Thousands of couples tied the knot in South Korea Sunday in the first mass wedding organized by the Unification Church since the death of its founder, Sun Myung Moon, in September.
Some 3,500 identically-dressed couples — many of mixed nationality who had met just days before — took part in the ceremony at the church's headquarters in Gapyeong, east of the capital Seoul, AFP reported.
Moon, a self-styled messiah and a media and business mogul, founded the church, regarded by its critics as a dangerous cult, in 1954 in Seoul. Its followers, often called Moonies by outsiders, shared their leader’s strong belief in marriage and anti-Communism.

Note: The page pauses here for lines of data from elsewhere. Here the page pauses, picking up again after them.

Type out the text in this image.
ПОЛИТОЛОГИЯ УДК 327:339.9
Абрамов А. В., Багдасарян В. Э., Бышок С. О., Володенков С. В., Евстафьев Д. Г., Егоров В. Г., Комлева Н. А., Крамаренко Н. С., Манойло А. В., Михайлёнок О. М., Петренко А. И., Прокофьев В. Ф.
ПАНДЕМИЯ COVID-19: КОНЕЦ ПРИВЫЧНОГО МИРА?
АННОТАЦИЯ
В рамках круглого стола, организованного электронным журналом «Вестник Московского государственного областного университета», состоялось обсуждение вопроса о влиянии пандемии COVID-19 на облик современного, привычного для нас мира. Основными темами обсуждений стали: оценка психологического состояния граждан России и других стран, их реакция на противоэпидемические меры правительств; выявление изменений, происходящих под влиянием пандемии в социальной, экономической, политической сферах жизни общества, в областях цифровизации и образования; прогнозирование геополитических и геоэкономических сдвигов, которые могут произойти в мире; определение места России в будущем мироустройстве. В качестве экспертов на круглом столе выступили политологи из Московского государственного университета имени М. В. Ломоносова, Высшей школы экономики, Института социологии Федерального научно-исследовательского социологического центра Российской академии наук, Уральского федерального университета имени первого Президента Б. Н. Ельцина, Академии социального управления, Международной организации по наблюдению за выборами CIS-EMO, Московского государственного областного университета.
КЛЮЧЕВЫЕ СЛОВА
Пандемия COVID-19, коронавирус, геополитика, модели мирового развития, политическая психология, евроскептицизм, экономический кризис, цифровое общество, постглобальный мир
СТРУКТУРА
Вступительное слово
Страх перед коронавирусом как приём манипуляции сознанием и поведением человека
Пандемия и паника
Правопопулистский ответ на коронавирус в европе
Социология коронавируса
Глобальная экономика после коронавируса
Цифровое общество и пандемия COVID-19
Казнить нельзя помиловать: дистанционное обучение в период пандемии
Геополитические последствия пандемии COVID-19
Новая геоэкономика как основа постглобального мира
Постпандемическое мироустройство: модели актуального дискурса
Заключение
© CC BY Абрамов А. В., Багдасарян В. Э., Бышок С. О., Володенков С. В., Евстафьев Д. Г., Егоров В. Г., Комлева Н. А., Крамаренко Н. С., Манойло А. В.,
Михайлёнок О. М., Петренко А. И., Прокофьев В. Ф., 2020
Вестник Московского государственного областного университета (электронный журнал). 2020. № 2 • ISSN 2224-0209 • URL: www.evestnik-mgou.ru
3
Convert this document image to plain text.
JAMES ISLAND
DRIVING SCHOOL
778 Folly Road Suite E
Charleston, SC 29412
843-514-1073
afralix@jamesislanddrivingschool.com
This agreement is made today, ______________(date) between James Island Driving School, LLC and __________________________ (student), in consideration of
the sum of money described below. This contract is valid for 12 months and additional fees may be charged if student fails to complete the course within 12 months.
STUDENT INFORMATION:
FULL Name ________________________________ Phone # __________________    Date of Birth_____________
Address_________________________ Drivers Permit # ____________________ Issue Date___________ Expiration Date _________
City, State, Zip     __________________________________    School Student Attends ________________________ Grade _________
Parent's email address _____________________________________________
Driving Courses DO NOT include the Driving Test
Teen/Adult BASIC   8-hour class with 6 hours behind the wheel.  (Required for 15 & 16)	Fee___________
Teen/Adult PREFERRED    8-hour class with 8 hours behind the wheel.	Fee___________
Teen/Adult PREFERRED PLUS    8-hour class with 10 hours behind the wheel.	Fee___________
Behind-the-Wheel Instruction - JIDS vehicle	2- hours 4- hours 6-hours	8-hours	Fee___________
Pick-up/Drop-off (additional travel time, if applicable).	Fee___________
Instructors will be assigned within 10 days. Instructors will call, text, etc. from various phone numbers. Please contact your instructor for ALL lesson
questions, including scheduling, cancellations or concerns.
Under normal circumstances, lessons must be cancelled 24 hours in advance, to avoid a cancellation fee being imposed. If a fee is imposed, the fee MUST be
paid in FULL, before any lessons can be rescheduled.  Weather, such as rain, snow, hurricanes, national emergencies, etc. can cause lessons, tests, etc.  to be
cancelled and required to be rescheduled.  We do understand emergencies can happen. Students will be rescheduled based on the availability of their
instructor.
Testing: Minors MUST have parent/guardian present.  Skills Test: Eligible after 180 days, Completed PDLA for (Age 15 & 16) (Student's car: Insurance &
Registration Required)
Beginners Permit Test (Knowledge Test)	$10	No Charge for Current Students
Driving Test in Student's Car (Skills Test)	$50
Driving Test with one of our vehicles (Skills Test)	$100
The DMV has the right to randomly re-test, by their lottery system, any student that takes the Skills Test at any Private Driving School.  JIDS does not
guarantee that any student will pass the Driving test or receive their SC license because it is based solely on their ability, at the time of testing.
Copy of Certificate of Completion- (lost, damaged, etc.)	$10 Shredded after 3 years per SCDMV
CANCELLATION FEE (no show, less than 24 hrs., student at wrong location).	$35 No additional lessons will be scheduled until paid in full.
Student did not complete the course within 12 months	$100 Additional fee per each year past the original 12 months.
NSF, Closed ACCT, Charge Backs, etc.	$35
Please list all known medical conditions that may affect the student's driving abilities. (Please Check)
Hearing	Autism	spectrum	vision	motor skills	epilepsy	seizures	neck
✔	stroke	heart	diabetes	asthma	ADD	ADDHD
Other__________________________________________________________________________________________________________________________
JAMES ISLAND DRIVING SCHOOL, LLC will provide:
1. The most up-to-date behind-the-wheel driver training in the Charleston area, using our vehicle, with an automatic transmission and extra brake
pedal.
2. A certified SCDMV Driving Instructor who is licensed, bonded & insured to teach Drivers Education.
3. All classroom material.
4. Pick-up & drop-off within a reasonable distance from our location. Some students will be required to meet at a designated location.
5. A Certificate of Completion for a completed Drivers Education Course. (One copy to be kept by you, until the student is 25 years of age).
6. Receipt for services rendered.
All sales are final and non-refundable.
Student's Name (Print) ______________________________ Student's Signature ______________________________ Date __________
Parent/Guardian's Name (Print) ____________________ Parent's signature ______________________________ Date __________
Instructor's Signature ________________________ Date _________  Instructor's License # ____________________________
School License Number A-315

Moon accumulated massive wealth that included large assets in the U.S. and was convicted of large-scale tax evasion in 1982. He spent 11 months behind bars. Upon his release from prison, he joined with other American churches to campaign for religious freedom. Moon died five months ago, aged 92, of complications from pneumonia. An estimated 30,000 people attended his funeral.
He often paired up people for the Church’s mass weddings. His preference for cross-cultural, international marriages, at times meant that the partners did not share a common language.
Sunday's event was presided over by Moon's 70-year-old widow Hak Ja Han, who picked partners for some 400 of the church's members a few days before at an "engagement ceremony.”
"Yeah, I was pretty nervous," attendee Jin Davidson, a 21-year-old student from the U.S., told AFP.
Davidson, whose Australian father and Japanese mother were matched by Moon, said he did not know Japanese and his Japanese bride, Kotona Shimizu, also 21, spoke “only a little English.”
“But we see it as an exciting challenge and proof of our faith," he told AFP.